Keterkejutan mendadak pecah di ruang belakang rumah peninggalan Belanda, pagi itu. Membuyarkan kesunyian yang selalu terjaga bersama desahan angin yang akrab menemani burung-burung manyar yang ceria menatap cakrawala.
Suara agak berat dan serak tiba-tiba terdengar memekik keras. Pria paro baya datang, menyeruak masuk setelah membanting pintu. Langkahnya tergopoh-gopoh. Sorot mata penuh amarah. Seolah merontokkan semua embun pagi yang bercengkerama hangat dengan rerumputan usai gerimis membasuh lembut perut bumi.
Pemandangan yang sungguh ganjil. Dengan rona mukanya memerah, pria yang setahun terakhir membiarkan janggutnya ditumbuhi rambut-rambut kasar itu, menatap tajam bocah yang duduk bersila di depannya.
Kedua tangannya menggenggam erat seperti ingin meremas buah apel. Kedua mulutnya pun terkatup dan bergetar. Beriringan dengan sorot kedua kelopak matanya yang keriput.
Suruh siapa kamu membuka ini, siapa! Beraninya masuk ke sini, kamu! ucapan Waskita terdengar keras dengan rona penuh kecurigaan seraya tangannya menujuk sebuah kotak kayu dengan boneka-boneka isinya berserakan di lantai.
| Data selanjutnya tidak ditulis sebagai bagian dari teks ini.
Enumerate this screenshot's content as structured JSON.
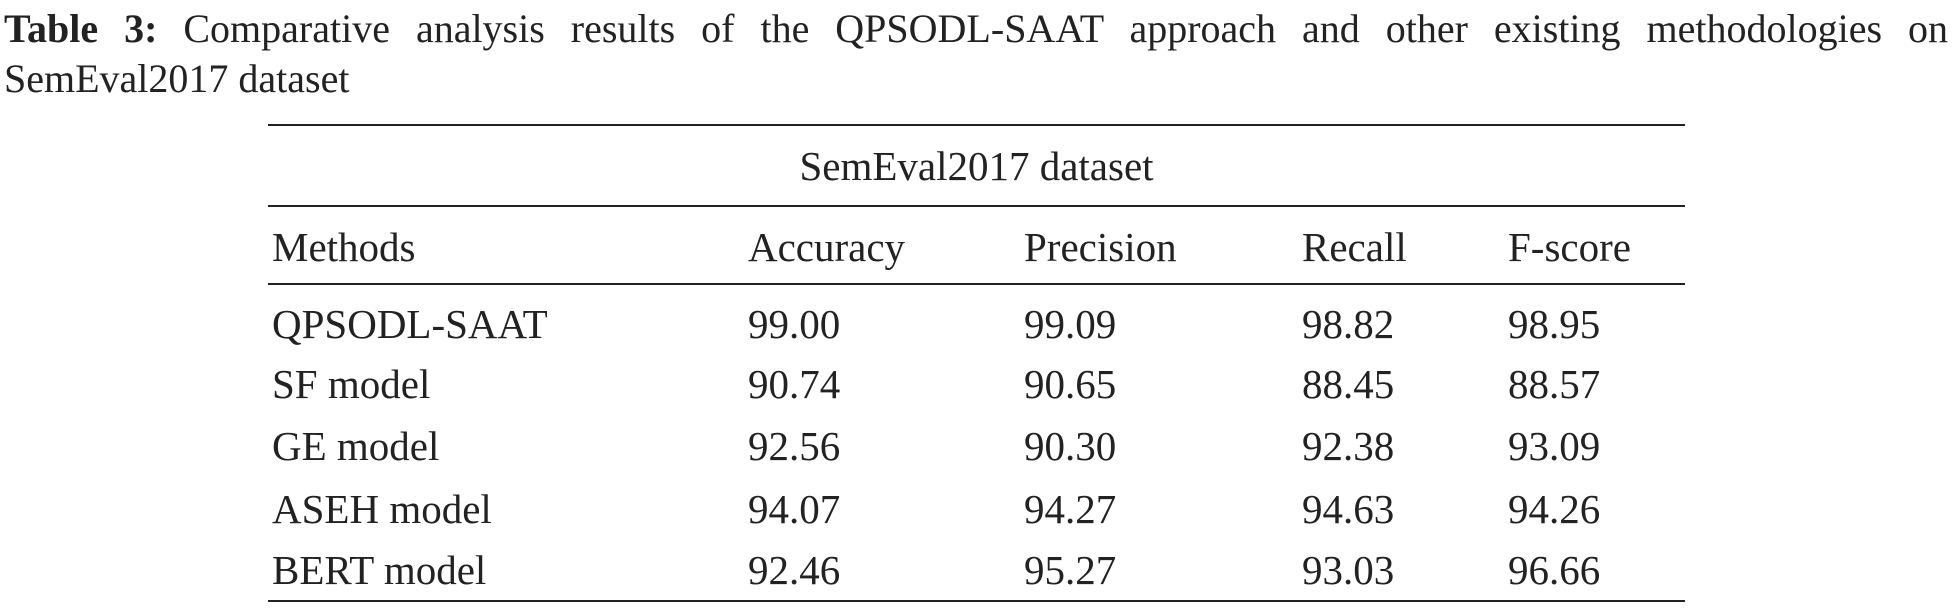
{
  "caption": {
    "label": "Table 3:",
    "text": "Comparative analysis results of the QPSODL-SAAT approach and other existing methodologies on SemEval2017 dataset"
  },
  "table": {
    "group_header": "SemEval2017 dataset",
    "columns": [
      "Methods",
      "Accuracy",
      "Precision",
      "Recall",
      "F-score"
    ],
    "rows": [
      [
        "QPSODL-SAAT",
        "99.00",
        "99.09",
        "98.82",
        "98.95"
      ],
      [
        "SF model",
        "90.74",
        "90.65",
        "88.45",
        "88.57"
      ],
      [
        "GE model",
        "92.56",
        "90.30",
        "92.38",
        "93.09"
      ],
      [
        "ASEH model",
        "94.07",
        "94.27",
        "94.63",
        "94.26"
      ],
      [
        "BERT model",
        "92.46",
        "95.27",
        "93.03",
        "96.66"
      ]
    ]
  }
}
Bocah tersebut tertegun. Seluruh aktivitasnya seketika terhenti. Kedatangan Waskita dengan amuk hati yang menyala-nyala, membuatnya syok. Bocah itu tak kuasa beranjak dari posisi duduknya.
Tubuhnya berasa berat, tertahan oleh kekagetan yang menggiringnya dalam ketakutan yang sangat. Dia masih duduk bersila dengan tangan memegang dua boneka-boneka berbalut kain lusuh.
Bocah itu sungguh tak percaya dengan apa yang ditatapnya sekarang. Pria yang selalu ia kagumi dan cintai. Pria yang kerap membuatnya terus tersenyum di kala hatinya sedih.
Menyayangi serta memedulikan dirinya ketika ayah dan ibunya berkubang dengan pekerjaan berat untuk memenuhi periuk nasi keluarganya. Pria yang kerap menemaninya tertidur sambil membisikkan cerita-cerita indah.